Agent Q operates strictly within your user account's permissions. It cannot access datastores, containers, or fields that your role does not permit, and cannot trigger operations (profile, scan, export) beyond your permission scope.

Web search (if enabled):

When web search is enabled for your LLM configuration, Agent Q's search is restricted to the following domains only:

  • userguide.qualytics.io
  • qualytics.com
  • qualytics.ai

Session ownership:

Users can only access their own chat sessions. Administrators with the Admin role can audit user sessions through the admin API.

Discovery and Listing Limits

These are the default limits for tool calls that list platform assets. They can be adjusted within the allowed range per call.

Tool Default Limit Max
list_datastores 50 200
list_containers 100 500
list_fields 200 500
Containers fetched for suggestions 5 n/a

Input Limits

Parameter Value
Paste threshold (triggers attachment mode) 1,000 characters
Max file attachment size 20 MB
Max file attachments per message 1

Very short follow-ups like "yes" or "that one" are recognized as continuations of the conversation and skip the topic check.

Pastes of 1,000 characters or more into the input are captured as an attachment panel rather than inserted inline.

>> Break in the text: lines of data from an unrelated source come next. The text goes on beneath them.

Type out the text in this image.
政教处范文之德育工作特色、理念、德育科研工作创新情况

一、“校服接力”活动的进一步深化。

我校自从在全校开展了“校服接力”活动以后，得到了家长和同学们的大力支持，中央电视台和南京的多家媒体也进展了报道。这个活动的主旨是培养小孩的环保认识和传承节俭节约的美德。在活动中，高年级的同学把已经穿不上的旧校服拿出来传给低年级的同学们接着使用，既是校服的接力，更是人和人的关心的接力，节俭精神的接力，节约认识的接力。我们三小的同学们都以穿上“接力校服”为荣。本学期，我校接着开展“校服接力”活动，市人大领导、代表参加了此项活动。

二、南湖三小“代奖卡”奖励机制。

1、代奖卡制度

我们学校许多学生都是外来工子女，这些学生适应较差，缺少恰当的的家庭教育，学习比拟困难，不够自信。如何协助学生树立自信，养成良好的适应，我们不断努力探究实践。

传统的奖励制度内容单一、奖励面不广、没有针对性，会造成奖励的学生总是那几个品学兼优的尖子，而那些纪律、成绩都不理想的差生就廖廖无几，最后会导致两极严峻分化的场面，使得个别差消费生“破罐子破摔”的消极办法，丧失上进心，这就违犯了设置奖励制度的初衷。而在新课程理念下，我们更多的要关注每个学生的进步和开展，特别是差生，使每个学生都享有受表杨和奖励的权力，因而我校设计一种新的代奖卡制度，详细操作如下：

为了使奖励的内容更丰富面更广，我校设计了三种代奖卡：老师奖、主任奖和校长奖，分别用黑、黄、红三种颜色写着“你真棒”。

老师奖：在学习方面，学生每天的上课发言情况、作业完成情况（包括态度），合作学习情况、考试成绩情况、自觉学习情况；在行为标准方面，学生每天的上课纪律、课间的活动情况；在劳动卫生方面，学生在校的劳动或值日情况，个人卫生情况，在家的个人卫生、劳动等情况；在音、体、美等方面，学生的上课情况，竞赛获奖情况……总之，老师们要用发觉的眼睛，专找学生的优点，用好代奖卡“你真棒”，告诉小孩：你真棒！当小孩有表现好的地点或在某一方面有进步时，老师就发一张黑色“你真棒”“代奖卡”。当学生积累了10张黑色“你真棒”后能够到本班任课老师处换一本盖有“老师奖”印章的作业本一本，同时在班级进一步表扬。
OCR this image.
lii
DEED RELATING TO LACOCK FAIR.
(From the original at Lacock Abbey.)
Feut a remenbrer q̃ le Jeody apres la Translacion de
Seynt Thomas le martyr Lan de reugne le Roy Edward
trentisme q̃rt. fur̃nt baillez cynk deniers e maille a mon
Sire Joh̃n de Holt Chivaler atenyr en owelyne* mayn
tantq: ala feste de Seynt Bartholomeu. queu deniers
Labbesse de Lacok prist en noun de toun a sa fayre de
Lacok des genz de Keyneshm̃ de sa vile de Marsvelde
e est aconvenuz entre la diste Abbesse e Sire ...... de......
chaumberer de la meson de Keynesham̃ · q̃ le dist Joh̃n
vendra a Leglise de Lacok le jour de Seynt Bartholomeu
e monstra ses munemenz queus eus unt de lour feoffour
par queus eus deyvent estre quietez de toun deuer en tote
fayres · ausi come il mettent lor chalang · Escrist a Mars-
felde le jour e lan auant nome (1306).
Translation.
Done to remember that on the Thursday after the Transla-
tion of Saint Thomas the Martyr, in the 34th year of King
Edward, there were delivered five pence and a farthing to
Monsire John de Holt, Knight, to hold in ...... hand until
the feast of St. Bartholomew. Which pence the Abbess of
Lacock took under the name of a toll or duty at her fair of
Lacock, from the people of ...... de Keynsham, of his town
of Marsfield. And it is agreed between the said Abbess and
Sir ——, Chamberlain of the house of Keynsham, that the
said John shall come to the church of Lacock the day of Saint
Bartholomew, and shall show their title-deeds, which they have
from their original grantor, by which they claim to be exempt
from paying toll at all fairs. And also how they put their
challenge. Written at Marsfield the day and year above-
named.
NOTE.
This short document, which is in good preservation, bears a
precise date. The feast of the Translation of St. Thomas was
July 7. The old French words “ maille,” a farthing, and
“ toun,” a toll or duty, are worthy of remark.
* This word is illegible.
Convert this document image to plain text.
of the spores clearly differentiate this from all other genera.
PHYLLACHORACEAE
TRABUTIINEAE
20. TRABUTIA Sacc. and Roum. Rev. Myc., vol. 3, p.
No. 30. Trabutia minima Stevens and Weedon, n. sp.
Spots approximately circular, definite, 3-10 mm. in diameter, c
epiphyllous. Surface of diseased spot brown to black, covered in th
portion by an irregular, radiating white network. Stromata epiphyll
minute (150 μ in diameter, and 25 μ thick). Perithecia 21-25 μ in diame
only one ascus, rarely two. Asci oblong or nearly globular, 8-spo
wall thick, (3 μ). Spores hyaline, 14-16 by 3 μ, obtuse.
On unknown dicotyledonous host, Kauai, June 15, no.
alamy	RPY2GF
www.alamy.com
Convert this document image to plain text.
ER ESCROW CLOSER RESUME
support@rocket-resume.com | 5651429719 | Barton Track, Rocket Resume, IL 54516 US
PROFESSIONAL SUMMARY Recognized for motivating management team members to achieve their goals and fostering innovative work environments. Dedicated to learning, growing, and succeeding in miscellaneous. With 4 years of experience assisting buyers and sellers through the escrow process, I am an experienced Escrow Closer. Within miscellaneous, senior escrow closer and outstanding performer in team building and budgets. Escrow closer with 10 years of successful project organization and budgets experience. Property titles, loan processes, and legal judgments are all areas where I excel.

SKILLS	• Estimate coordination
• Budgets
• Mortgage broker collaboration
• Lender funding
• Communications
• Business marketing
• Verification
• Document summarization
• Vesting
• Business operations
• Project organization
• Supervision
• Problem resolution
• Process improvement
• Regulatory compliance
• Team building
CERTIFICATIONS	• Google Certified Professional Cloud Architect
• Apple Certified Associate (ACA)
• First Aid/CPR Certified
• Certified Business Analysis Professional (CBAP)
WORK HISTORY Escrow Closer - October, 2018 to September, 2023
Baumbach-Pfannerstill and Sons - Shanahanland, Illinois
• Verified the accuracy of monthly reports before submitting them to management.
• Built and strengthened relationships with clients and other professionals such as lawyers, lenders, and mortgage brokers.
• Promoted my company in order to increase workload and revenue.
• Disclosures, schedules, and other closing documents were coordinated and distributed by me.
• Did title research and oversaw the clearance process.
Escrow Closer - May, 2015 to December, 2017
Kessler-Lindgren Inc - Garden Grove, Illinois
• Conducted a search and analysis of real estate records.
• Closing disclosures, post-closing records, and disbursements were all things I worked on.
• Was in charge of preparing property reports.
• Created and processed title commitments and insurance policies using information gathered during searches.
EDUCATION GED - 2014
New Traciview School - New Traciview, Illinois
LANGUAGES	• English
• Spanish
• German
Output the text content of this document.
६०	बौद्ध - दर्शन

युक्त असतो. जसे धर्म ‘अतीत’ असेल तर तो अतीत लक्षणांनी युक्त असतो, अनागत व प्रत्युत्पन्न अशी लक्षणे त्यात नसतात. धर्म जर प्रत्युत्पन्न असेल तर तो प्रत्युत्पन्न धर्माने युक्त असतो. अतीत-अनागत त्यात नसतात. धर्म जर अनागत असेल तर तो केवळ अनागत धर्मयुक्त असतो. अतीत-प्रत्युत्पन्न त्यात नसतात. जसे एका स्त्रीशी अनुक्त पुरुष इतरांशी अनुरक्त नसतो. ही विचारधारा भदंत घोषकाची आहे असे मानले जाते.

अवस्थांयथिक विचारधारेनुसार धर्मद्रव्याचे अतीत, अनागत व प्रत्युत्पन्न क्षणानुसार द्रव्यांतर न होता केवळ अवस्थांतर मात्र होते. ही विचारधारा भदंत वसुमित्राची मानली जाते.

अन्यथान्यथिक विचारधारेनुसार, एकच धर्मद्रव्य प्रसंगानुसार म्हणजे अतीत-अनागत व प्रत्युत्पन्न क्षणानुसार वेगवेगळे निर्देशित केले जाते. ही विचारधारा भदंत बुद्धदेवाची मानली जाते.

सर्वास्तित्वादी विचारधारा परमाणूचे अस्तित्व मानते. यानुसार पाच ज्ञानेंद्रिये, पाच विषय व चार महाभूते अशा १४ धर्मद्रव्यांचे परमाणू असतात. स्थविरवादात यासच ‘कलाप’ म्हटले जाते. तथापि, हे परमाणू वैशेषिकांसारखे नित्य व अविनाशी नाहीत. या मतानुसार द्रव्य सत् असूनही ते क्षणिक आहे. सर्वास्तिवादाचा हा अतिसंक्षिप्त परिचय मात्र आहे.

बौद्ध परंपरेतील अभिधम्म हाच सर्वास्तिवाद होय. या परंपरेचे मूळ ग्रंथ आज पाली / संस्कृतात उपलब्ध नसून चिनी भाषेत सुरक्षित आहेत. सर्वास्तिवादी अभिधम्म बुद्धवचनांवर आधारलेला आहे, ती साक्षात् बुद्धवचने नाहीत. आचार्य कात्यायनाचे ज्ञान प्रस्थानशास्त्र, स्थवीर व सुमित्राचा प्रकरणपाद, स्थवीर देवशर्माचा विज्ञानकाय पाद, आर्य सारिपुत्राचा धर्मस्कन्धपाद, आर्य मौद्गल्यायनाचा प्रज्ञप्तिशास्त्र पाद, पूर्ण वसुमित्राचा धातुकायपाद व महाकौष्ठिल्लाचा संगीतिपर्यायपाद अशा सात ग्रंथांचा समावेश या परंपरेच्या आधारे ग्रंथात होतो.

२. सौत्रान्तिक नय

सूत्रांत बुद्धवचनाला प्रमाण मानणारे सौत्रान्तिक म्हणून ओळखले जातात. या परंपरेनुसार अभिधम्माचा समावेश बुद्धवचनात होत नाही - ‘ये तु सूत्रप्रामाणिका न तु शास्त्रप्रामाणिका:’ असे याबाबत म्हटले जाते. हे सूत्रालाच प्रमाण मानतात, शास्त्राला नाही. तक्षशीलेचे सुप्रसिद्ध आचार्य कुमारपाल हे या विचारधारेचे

File attachments are accepted only when the active LLM provider supports file uploads. See Attach a File for the supported formats and provider list.

Error Reference

Error Cause
HTTP 429 Too Many Requests Exceeded 10 requests/min or 2 concurrent sessions
Usage limit exceeded Hit 300 LLM requests, 15M input tokens, 15M output tokens, or 30.5M total tokens in a single execution
Agent execution timed out Agent ran for more than 5 minutes
SQL not allowed Attempted INSERT, UPDATE, DELETE, or DDL in a query
Unsupported file format The active LLM provider cannot read the attached file (typically a binary Office document sent to a model without binary support). The error is delivered as an event in the SSE chat stream (the response itself is still HTTP 200); the message names the configured model and suggests converting the file to CSV or switching to a supported model.
HTTP 400 Bad Request When calling the agent-chat API directly, the request body was empty, not valid JSON, or not a JSON object. Send a valid JSON object.
HTTP 422 Unprocessable Content The request body was valid JSON but failed schema validation (for example, wrong field types, missing required fields, or an unreachable provider during LLM configuration). The response body lists which field(s) failed.